The Daily Mail's Christopher Tookey had some choice things to say about this film, among them "watch it all the way through its 82 miserable minutes, and I guarantee you'll be shaking your head and asking: 'Have we really descended to this?' Yes, we have, for if ever a movie testified to the utter cynicism, tastelessness and moral corruption of those who commission and make British movies, it is this abomination". Tookey continues "aimed squarely at oafs with unwashed underwear, filthy minds and knuckles that graze the pavement when they walk, this sex comedy is so sordid, unfunny and malodorous that it is enough to put you off sex, and indeed films, for life", before concluding "Sex Lives of the Potato Men is not merely a truly vile film, it is symptomatic of a new national culture of instant self-gratification, yobbishness and sadism that is now being celebrated on screen". Normally I don't listen too closely to the critics, but in this case, Tookey was bang on the money. This film goes beyond bad, indeed, it goes beyond being merely unfunny and enters some bizarre parallel universe where every painful minute drags on for an hour and where the definition of 'hilarious' seems to be 'saying tw*t in a Brummie accent'. It's depressing to anyone with half a brain who grew up with the Goodies, Monty Python, Spitting Image, Not the Nine O'Clock News and Fawlty Towers.
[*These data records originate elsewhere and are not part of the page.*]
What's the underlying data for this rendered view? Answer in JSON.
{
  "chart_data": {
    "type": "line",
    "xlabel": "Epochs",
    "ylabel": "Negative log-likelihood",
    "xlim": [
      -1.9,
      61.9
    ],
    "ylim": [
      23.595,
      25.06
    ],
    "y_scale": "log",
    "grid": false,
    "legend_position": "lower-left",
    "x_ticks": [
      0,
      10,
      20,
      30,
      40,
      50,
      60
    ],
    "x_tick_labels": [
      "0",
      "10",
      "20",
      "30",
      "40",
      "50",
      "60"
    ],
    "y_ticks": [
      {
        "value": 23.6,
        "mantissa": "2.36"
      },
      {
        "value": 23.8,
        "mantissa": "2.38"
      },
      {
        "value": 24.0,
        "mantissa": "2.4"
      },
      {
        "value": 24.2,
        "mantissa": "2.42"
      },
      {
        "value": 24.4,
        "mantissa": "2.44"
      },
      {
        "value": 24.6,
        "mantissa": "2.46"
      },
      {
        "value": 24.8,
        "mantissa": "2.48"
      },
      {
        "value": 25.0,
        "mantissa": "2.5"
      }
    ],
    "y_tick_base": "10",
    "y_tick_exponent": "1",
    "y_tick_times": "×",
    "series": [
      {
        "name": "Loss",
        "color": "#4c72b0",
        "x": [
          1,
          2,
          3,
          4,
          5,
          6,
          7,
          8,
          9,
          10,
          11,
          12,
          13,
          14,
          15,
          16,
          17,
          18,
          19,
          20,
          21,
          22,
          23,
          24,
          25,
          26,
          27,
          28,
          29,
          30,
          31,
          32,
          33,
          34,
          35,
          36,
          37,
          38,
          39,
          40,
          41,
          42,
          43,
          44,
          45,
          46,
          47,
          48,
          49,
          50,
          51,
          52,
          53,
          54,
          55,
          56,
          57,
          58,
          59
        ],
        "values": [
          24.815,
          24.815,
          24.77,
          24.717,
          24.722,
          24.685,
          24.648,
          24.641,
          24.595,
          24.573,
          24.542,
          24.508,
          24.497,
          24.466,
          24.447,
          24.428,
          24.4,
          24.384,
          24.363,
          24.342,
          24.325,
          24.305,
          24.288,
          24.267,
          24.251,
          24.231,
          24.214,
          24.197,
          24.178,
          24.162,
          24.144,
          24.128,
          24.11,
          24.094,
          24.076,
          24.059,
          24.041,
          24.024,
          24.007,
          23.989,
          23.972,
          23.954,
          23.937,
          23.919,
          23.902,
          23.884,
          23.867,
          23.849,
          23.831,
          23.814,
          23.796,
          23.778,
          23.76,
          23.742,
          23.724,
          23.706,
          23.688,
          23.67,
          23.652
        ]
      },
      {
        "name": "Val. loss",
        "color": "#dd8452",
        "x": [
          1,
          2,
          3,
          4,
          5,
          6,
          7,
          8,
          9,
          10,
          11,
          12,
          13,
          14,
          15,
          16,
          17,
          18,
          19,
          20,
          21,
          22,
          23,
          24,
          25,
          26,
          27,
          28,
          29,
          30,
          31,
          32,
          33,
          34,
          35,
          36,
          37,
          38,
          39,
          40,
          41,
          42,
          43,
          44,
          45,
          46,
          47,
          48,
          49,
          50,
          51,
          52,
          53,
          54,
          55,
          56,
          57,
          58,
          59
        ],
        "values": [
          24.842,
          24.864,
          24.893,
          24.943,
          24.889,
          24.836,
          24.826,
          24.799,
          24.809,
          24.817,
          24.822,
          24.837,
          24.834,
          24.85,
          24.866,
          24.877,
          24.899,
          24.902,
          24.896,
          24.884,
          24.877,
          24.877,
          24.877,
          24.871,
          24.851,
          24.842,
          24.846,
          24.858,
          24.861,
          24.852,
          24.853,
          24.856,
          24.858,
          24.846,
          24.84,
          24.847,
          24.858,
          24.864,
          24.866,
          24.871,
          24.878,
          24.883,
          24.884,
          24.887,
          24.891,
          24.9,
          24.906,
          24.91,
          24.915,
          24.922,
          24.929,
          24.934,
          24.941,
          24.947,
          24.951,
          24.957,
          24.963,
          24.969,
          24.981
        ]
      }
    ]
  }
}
Ideally, Sex Lives Of the Potato Men would have quietly vanished after its cinema release and joined the equally dire Vix spin-off The Fat Slags (2004) and the ill-starred All Saints vehicle Honest (2000) in the celluloid graveyard, but as it seems destined for endless late night schedule-filling screenings and misguided "best film EVER!" raves from people who should know better, so I must apologise in advance for trying to right a wrong that the British film industry, in all its wisdom, has inflicted onto an undeserving world. Yes, I really am sorry to bring this one back from the celluloid dead, but I actually remember thinking "It can't be as bad as the critics said it was"...but, as God is my witness, it was WORSE.

Acting - dire from start to finish, special mention to Mackenzie 'Albert Steptoe's legs on a young man's body' Crook.

Soundtrack - cut and paste 'ladrock', mostly ska-based lager-lout-friendly pub jukebox piffle which brought back horrible memories of seeing those chirpy cockernee doin' the Lambeth Walk to a watered-down imitation of the Specials knob-shiners Madness on every single comedy / variety programme in the eighties...and 'Ace Of Spades' by Motorhead as the title music? What the hell...trying to evoke memories of one of the most genuinely exciting scenes ever offered by The Young Ones, indeed, ever offered by ANY comedy show?! Cheap shot, way below the belt.

Script - written by a 12 year old who's just read every single back issue of Smut and Zit in one long Red Bull-fuelled session...SURELY? C'mon, no real, proper, worldly, grown-up person could possibly set this kind of retarded hogwash on paper? And Mark Gatiss was in it...Mark Gatiss...the least annoying member of the League of Gentlemen and Goodies fan taking part in such a towering heap of fly-blown cinematic excrement? 'One of the brightest British comedy stars'? Not any more he's not! On the subject of League Of Gentlemen, somebody give me a pair of lead-lined diver's boots and Steve 'face like a collapsed rectum' Pemberton and a long weekend in a soundproofed room before I die...PLEASE...

Cinema, British or otherwise, just doesn't come much worse than this. Kent Bateman's The Headless Eyes (1971) is a new-wave masterpiece compared to this repugnant smut.